Two: You can choose how you position yourself to your customers
I recommend strongly that in any business you position yourself as an expert in your field.
Many years ago I worked in a sales role for a company that designed and built business websites. I was brand new in the field at the time and knew next to nothing about websites. So I decided to position myself as an expert in the field as a way of making more sales. I sat down with the owners of this company and interviewed them about the keys to success with a business website.
I asked them questions like:
• What should you do if you wanted to have a profitable website?
• What costly mistakes should you avoid?
• What were resources that would be useful to read about business websites?
• And so on.
Well within a few days of doing this, I found I now knew a lot about how to create a profitable website.
I then put together a 45 minute free seminar which I called
'The six keys to creating a profitable website'.
We then invited a number of business people to this seminar (which I presented.)
Because I still had almost no technical knowledge about websites I kept my seminar very simple and used plain English.

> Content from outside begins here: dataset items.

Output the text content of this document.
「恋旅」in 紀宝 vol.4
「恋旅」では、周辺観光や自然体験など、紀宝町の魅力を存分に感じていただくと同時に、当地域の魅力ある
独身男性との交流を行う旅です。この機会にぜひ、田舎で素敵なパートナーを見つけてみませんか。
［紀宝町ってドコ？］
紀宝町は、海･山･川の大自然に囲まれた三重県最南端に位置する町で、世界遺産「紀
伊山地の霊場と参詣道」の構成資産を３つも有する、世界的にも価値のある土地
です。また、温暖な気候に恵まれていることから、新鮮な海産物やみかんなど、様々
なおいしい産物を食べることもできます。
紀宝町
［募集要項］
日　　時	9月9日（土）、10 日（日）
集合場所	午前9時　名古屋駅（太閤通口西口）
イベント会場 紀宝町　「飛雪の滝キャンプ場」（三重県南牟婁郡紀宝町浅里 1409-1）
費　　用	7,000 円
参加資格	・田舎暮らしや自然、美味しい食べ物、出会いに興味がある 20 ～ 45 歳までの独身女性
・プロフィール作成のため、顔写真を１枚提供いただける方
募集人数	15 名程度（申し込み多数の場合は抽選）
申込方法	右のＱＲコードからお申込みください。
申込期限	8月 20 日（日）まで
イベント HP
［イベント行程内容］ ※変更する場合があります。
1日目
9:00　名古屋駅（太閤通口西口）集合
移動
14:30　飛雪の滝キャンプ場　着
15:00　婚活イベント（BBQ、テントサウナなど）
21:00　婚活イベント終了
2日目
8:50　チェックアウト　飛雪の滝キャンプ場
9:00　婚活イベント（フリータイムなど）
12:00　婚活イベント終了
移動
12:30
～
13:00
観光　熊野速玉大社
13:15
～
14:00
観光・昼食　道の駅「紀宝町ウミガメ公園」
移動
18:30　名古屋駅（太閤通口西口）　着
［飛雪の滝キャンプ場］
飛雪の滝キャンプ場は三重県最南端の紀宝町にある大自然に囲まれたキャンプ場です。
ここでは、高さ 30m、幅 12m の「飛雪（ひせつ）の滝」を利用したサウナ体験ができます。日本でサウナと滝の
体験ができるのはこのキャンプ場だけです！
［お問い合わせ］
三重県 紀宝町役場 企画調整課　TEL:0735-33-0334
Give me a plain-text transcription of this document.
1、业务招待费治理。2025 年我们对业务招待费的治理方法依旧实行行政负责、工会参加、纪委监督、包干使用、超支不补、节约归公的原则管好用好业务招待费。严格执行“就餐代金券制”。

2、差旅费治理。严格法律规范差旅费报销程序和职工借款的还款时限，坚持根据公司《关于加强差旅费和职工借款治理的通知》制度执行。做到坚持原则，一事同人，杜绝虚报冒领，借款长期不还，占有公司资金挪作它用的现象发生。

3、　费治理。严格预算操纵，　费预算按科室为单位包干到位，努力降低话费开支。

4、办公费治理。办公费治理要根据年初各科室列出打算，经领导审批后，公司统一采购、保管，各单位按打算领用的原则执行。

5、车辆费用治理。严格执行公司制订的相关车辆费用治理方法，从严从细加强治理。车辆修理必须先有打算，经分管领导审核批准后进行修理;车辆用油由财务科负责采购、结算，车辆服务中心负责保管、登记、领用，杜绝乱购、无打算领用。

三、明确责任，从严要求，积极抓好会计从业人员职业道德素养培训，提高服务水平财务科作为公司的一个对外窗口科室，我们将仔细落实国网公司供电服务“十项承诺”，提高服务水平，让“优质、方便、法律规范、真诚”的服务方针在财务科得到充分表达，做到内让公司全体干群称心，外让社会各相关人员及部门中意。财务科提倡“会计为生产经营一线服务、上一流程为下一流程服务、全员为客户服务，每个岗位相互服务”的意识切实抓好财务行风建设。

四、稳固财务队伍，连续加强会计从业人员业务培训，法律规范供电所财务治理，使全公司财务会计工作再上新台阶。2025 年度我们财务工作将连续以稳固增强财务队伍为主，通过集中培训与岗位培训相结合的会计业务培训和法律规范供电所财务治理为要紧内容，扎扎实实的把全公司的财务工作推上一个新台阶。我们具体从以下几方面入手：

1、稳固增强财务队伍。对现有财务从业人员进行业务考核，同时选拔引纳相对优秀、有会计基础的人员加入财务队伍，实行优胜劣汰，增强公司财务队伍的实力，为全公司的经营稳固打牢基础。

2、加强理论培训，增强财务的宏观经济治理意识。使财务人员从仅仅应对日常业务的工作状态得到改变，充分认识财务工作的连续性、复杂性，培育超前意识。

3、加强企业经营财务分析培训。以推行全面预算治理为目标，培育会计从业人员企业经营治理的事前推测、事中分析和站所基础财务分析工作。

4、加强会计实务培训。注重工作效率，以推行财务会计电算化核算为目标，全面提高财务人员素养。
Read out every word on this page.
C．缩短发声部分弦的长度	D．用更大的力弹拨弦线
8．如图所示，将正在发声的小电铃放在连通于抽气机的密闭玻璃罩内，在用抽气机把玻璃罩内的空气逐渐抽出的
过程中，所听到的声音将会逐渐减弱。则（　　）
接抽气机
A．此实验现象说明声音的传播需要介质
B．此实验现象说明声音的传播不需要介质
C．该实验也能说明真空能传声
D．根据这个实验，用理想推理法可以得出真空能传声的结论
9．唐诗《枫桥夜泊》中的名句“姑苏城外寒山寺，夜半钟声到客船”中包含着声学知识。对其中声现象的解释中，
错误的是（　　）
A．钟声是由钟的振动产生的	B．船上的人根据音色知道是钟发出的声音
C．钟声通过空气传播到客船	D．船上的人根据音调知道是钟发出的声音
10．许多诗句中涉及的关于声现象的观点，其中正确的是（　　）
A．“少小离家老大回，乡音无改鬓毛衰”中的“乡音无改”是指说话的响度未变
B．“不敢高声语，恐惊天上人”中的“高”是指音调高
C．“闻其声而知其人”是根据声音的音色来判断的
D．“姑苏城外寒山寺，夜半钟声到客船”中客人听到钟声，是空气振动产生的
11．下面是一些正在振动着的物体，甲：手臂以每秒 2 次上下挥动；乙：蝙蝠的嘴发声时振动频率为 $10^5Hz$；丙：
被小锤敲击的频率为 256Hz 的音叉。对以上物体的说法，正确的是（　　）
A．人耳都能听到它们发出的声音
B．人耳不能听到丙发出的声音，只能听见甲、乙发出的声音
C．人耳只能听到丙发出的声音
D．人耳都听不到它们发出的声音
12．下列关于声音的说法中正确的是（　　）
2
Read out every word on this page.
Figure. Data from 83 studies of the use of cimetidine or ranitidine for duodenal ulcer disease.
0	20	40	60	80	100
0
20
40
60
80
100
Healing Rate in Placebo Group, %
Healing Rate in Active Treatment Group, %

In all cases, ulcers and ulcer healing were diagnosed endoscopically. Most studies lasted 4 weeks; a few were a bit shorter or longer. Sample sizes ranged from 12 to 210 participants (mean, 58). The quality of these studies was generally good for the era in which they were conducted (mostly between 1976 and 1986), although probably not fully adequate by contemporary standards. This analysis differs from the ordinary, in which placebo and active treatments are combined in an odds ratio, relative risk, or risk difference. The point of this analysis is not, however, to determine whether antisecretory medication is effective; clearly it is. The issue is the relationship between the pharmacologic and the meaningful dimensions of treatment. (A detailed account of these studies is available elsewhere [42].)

To my surprise the seminars were extremely well received and people found them very useful. (Even people who were very experienced with business websites and had used them for years.)
I ended up presenting this seminar a number of times and several of these were to very large audiences. And the best thing was that because I had positioned myself as an expert, people automatically assumed I was one. We also made a huge amount of sales to the people who attended these seminars.
Three: You can choose how you will 'add value' to customers
This one concept gives you unlimited possibilities.
When you use added value with clients you can pick something that interests you and may have nothing to do with your product or service.
In the book "How Champions Sell" is the story of Steve who was an industrial sales
representative and sold hardware, nuts and bolts to industrial accounts.
Steve dealt mainly with buyers in purchasing departments. His products were considered a commodity and he was under constant price pressure.
Now Steve was an engineer, and became interested in warehouse operations.
During some extended sales calls, and during some of his weekends, he worked with the warehouse manager of one of his accounts. Together they upgraded the accounts warehouse management system. This saved the customer hundreds of thousands of dollars. His customer was very grateful and gave Steve all his hardware business with little concern for price (as Steve was generally price-competitive.)
The owner of this company and the warehouse manager referred Steve to several other companies in the area. Steve helped install the cost-saving warehouse system at some of these companies.
He picked up their hardware business, again with little concern about pricing. Soon Steve was calling on the owners of companies (not buyers) all over his territory.
He offered the added value service of improved warehouse operations. This was accompanied of course by the purchase of his hardware line.
Steve became the most successful sales person in his company.
Steve's added value service of helping his clients improve the efficiency of their warehouse operations is a perfect example of adding value to his customers.
The good news is that there are literally dozens of different things that you can do to develop an unbeatable competitive advantage for your business.
I recommend you spend some time this month thinking about how you could create an unbeatable competitive advantage for your own business.
"If you don't have a competitive advantage, don't compete." - Jack Welch
Take 15 minutes and write down five things you could do todevelop an unbeatable competitive advantage for your business.
Pick one of these things and take action on it.